Even with a bye week under his belt where he wasn’t able to further put his talents on display, rookie tackle Rashawn Slater lost no ground to wide receiver Ja’Marr Chase when it came to ESPN’s recent edition of their rookie rankings.
Of course, Chase plays a skill position which means he’s going to run away with the award, but I have to give kudos where they’re due to ESPN for acknowledging Slater and his body of work so far this season. NFL Jeff Legwold continues to rank Slater as the second-best rookie behind Chase, who is honestly on pace to shatter the rookie receiving records that were set last year by his former LSU teammate, Justin Jefferson.
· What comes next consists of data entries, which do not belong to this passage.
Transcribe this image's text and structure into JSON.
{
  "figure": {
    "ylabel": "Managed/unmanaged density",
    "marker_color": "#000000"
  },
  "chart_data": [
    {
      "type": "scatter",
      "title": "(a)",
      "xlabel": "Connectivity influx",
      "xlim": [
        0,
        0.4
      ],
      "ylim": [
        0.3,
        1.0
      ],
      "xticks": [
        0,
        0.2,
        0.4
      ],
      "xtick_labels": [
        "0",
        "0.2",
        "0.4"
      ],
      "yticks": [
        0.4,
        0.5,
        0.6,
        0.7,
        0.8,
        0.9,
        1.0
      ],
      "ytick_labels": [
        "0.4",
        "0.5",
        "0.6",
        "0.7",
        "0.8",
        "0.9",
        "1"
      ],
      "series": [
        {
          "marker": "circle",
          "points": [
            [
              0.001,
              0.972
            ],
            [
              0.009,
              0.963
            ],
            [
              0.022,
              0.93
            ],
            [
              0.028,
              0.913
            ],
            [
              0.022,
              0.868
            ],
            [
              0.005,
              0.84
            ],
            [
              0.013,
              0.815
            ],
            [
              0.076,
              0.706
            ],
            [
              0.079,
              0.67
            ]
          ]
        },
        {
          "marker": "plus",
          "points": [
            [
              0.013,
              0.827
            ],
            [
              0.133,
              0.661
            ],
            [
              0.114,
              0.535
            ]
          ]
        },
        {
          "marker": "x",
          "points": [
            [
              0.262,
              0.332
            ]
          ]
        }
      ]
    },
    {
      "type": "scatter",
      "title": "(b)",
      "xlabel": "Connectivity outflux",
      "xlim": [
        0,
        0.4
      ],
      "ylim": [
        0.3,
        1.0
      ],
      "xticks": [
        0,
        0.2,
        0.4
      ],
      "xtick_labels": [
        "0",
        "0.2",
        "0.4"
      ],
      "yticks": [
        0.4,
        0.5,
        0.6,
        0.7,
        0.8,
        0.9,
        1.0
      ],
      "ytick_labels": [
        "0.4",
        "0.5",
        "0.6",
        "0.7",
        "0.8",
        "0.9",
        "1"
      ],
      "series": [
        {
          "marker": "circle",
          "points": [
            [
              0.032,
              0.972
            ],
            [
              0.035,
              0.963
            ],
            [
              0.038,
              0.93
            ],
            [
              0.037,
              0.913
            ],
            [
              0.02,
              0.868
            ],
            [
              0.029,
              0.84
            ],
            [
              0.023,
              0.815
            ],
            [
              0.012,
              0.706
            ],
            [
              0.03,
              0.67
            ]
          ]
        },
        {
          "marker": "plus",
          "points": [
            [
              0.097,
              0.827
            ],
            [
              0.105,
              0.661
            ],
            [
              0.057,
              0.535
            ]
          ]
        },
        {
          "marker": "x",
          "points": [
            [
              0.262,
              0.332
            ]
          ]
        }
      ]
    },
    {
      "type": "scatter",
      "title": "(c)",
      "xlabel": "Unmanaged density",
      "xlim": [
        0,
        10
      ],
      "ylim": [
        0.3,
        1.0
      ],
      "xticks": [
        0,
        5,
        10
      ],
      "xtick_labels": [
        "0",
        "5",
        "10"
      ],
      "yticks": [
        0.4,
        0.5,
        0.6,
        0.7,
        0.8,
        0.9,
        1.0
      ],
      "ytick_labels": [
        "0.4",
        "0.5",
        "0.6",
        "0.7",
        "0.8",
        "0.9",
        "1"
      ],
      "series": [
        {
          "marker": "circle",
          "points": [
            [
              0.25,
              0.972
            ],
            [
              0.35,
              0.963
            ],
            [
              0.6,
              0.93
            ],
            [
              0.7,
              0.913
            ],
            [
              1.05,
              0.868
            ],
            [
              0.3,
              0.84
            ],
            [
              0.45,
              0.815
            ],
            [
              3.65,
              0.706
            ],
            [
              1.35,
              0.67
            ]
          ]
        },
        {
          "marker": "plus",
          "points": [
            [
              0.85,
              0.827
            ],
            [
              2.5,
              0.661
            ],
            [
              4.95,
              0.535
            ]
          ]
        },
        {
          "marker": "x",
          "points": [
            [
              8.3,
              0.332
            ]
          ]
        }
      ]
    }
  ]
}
“Lists like these are often about degree of difficulty, and Slater checks that box pretty rigorously,” said Legwold. “He has already faced the likes of Chase Young, Maxx Crosby and Myles Garrett in his first six starts. Garrett did overpower Slater for a sack in Week 5 — though he may have gotten away with a hands-to-the-face penalty on the play — but body of work is always what matters most, and Slater’s body of work thus far is top shelf.”
Through the first six games of his professional career, Slater has only allowed two sacks, both of which came in their week five contest against the Browns. However, you could argue neither were actually Slater’s fault. On one particular sack by Garrett, Austin Ekeler tried to “help” Slater with a chip but it ultimately was the only reason Garrett was able to beat him to the inside. That play actually led to Slater telling Ekeler to stop chipping because of how much it was throwing him off.
Plain and simple, a rookie basically saying, “Let me take the best defensive player in the NFL one-on-one” speaks immense volumes about his confidence and overall ability this early in his career.
Slater’s been the recipient of major praise ever since his first game against Washington and there’s honestly no sign of it stopping anytime soon. Next up, potentially Matt Judon of the Patriots who currently leads his team with 6.5 sacks on the year.